The fire that hit the park on Monday burned about 2,000 hectares (nearly 5,000 acres) of the 42,000-hectare reserve in Brasilia, according to national park service ICMBio.

Forty firefighters from ICMBio and the Brasilia Fire Department managed to bring one of the two fronts of the fire under control Monday night.

The fire is concentrated in an area about 30 kilometers (19 miles) from the presidential offices, the Planalto Palace.

“Severe conditions,” including temperatures exceeding 30 degrees Celsius (86 Fahrenheit) and critically low humidity levels of about 30 percent, have exacerbated the already inflammatory situation the drought has left in its wake, ICMBio said.

It hasn’t rained in the Brazilian capital for 122 days.

Officials said they don’t yet know what caused the fire.

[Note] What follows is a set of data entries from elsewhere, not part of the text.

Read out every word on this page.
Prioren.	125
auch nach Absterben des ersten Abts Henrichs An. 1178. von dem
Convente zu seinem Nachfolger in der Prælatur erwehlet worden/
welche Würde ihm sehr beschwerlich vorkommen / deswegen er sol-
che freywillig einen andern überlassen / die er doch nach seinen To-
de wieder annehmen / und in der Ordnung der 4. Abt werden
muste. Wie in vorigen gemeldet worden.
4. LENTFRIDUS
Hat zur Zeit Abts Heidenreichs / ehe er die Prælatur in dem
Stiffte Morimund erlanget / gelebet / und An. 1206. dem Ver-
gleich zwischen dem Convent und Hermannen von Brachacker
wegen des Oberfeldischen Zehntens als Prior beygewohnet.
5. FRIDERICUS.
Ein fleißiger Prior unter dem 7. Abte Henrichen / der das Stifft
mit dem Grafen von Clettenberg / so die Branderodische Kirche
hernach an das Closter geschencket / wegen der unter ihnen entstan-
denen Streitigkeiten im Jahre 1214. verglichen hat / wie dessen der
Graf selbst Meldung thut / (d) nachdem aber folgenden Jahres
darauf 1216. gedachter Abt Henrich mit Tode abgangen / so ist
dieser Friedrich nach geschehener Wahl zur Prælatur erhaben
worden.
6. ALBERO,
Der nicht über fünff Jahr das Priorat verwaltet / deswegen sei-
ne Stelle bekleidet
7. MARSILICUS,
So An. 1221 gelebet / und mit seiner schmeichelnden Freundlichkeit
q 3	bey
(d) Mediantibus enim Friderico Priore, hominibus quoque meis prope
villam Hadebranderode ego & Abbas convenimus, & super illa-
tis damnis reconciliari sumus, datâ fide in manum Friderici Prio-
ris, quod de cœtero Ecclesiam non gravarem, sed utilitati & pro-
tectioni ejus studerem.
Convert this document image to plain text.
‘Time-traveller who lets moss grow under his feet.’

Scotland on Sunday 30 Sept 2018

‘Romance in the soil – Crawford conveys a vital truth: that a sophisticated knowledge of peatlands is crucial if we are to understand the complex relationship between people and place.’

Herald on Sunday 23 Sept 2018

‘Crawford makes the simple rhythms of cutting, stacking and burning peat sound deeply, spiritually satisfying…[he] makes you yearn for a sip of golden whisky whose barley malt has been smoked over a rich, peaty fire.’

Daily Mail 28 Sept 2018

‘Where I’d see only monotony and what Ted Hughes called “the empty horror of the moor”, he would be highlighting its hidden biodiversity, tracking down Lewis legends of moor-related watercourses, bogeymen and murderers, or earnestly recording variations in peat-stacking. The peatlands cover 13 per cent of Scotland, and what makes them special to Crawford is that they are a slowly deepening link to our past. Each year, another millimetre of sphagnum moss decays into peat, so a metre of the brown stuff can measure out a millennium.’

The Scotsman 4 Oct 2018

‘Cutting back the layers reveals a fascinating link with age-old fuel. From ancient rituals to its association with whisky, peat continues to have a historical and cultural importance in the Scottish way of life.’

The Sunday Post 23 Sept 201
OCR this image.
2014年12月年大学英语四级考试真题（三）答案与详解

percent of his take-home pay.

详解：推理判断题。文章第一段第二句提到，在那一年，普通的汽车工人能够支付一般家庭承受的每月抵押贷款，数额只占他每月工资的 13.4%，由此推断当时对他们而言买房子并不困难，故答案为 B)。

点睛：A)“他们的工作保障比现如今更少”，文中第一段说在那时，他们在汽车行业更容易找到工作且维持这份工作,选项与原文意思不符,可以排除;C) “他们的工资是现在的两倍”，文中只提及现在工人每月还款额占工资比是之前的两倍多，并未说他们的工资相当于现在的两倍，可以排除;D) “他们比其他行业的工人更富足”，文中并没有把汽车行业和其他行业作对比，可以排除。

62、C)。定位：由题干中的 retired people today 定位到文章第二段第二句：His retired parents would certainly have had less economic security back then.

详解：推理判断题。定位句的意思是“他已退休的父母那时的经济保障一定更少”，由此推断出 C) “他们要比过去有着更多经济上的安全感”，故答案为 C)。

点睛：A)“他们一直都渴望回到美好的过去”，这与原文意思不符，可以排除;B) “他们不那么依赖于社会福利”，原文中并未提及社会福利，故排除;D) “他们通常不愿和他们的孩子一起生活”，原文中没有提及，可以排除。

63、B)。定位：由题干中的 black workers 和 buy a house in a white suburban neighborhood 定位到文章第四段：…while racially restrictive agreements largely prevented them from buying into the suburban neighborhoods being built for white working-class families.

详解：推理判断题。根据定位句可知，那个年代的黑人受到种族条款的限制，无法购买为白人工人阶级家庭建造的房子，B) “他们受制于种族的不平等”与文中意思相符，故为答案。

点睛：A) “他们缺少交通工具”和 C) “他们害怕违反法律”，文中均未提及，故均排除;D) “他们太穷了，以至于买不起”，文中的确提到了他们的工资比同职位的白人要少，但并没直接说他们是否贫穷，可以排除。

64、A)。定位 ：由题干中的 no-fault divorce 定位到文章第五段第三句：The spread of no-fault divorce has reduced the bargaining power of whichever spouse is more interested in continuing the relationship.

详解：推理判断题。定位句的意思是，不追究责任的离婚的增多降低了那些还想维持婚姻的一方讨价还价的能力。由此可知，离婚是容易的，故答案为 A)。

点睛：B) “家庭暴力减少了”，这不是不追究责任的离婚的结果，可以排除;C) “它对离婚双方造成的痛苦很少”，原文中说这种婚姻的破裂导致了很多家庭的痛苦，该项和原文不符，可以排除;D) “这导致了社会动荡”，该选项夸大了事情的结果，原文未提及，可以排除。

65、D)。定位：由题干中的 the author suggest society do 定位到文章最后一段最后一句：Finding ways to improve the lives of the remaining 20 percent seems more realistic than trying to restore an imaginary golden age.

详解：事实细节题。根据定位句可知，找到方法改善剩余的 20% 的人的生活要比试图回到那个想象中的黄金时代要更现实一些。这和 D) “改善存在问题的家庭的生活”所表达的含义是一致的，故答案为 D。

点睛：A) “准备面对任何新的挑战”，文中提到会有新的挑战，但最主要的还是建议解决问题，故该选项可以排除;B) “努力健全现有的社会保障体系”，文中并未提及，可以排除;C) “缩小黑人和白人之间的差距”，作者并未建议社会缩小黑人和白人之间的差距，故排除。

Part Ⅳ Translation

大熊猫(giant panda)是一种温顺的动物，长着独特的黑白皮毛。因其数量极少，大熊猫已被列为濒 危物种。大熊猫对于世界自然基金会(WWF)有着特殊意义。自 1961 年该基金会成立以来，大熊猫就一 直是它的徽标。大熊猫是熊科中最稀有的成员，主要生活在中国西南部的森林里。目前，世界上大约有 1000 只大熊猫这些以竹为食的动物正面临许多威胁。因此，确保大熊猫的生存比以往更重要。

Brasilia National Park was established in 1961, a year after the inauguration of the ultra-modern capital of central western Brazil – a region with a prolonged dry season that typically lasts from May to September.

The Brasilia fire comes as officials report an alarming increase in fires in the Brazilian Amazon.

Last month was the worst August in 12 years, with 33,116 fires detected in Brazil’s share of the world’s largest rainforest, according to satellite monitoring by the national space agency INPE.

President Jair Bolsonaro, who is up for re-election in October, has faced international outcry over a wave of fire and destruction in the Amazon, whose billions of carbon-absorbing trees are a major buffer against global warming.